Overnight the power went out, and the neighborhood animals went wild. I had nightmares about hummingbird sized mosquitos, possessed cats, and Khaled getting deported. In the morning, there was a thick haze of burning plastic over town, sitting in the still air. My lungs hurt. I was grumpy, and thought that I must have re-awoken in hell. How was I going to survive two weeks of this?!  But then the warm sunlight touched my tired face, someone joyfully exclaimed Buenos dias! and I remembered that we had entered Nicaragua to experience and help improve the quality of life that was making me so miserable. I thought to myself tranquilo, and that’s the moment things began to turn around.

Despite my personal attitude adjustment, it was ultimately our interactions with the people of Nicaragua that improved things the most. Initially, I thought that our volunteer work would be mostly one-sided, but I couldn’t have been more wrong. Our visit wasn’t about charity or giving, it was an exchange ­­— one in which we built friendships and shared knowledge, laughter, and time.

Our exchange began on that very first morning, when our host mom told me that her daughter could help me with my Spanish. Shortly after, with pen and paper in hand, 9-year-old Mili sat me down for a vocabulary lesson. Later, the exchange became more sophisticated; Anna and I unpacked our water quality testing supplies, and the local EOS employees taught us about Nicaraguan water systems. At night, we’d hang out with the family and talk for hours.
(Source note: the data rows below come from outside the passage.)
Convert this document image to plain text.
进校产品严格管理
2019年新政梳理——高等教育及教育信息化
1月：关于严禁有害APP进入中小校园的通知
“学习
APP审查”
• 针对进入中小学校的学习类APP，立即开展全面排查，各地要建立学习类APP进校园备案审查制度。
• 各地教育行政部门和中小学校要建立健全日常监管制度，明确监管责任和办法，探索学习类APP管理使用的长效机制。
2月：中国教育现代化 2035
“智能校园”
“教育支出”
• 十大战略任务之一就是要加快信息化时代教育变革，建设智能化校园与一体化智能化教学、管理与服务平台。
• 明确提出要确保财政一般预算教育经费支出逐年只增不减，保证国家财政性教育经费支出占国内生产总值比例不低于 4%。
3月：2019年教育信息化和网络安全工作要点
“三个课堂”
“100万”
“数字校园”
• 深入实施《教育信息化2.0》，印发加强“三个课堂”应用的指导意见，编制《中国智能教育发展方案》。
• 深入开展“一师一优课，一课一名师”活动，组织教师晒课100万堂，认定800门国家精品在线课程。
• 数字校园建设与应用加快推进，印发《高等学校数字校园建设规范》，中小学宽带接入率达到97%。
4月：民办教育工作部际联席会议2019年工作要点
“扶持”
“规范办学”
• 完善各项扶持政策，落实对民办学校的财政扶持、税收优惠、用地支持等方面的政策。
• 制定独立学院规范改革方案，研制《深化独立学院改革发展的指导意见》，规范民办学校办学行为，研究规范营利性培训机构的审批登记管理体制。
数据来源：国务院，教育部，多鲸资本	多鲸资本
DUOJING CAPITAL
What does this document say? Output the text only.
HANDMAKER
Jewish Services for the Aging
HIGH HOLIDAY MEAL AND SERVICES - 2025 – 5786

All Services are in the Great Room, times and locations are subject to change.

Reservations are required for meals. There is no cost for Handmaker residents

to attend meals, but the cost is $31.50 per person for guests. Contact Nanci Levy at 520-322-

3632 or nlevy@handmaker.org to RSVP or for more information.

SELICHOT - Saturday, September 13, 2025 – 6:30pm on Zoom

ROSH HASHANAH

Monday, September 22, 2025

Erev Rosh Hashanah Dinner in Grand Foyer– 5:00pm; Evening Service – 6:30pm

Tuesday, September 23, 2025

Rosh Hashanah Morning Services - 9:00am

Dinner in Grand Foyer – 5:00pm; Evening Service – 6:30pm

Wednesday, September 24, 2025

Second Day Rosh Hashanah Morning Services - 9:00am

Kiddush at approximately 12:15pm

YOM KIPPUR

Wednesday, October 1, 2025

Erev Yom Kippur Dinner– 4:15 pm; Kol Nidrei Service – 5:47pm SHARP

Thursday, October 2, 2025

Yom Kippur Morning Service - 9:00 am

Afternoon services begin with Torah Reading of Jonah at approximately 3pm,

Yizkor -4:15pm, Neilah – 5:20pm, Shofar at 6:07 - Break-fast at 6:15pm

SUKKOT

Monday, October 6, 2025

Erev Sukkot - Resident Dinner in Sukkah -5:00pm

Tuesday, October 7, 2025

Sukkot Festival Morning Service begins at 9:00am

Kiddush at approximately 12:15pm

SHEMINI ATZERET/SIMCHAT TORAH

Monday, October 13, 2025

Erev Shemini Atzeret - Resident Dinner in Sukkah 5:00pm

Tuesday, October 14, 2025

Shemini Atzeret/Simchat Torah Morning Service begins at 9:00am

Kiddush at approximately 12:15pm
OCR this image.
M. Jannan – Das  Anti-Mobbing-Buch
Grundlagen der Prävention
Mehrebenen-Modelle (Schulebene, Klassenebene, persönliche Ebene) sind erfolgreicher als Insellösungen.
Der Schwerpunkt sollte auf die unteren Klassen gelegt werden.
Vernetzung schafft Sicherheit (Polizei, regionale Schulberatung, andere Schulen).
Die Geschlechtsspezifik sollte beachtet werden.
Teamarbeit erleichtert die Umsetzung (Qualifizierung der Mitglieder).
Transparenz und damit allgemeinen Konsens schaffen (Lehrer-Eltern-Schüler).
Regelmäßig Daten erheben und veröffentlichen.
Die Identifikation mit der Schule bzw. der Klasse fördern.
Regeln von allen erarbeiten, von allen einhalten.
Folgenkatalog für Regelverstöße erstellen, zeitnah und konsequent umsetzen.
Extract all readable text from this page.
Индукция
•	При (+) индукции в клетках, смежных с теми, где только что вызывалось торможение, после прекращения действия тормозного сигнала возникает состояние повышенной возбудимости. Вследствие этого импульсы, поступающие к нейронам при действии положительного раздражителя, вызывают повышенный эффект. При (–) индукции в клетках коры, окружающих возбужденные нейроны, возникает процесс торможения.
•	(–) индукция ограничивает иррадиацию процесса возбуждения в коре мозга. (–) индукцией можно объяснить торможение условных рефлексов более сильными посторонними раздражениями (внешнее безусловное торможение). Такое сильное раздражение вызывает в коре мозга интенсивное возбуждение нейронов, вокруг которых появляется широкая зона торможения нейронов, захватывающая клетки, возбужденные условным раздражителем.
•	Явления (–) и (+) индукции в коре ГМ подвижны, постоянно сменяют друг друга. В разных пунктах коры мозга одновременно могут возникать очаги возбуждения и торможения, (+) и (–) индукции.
I was impressed by their happiness, and my perception of what really matters in life was changed. Despite the visible poverty, these people were rich.

As the trip wore on, my feelings continued to soften. The smell of burning plastic suddenly seemed normal, cold showers became refreshing rather than punishing, and rice and beans weren’t quite as bland. We spent our days wandering through banana and coffee plantations looking for water sources, and educating our Nicaraguan friends about proper scientific protocol (a huge success). In exchange, I learned enough that I never drank any tap water. We also learned that tranquilo is more than a word, but a Nicaraguan way of life. And we decided that in life, it’s not so much what you have, but rather what you’re doing with it.

And then finally, just as things were starting to make sense, it was time to go home.

Remember Khaled, and that “gift” he left in the airport bathroom? Perhaps he somehow influenced our trip more than I thought. On the last day, we had arranged a ride to the airport. Waiting in the local park, I suddenly felt something wet on my arm. Caca de pajaro — a bird had given me a parting gift. As I heard a Nicaraguan voice call across the park “EOS?”, I realized it was time to go, but the exchange had truly come full circle.

Luckily our driver had some napkins, and it was all tranquilo.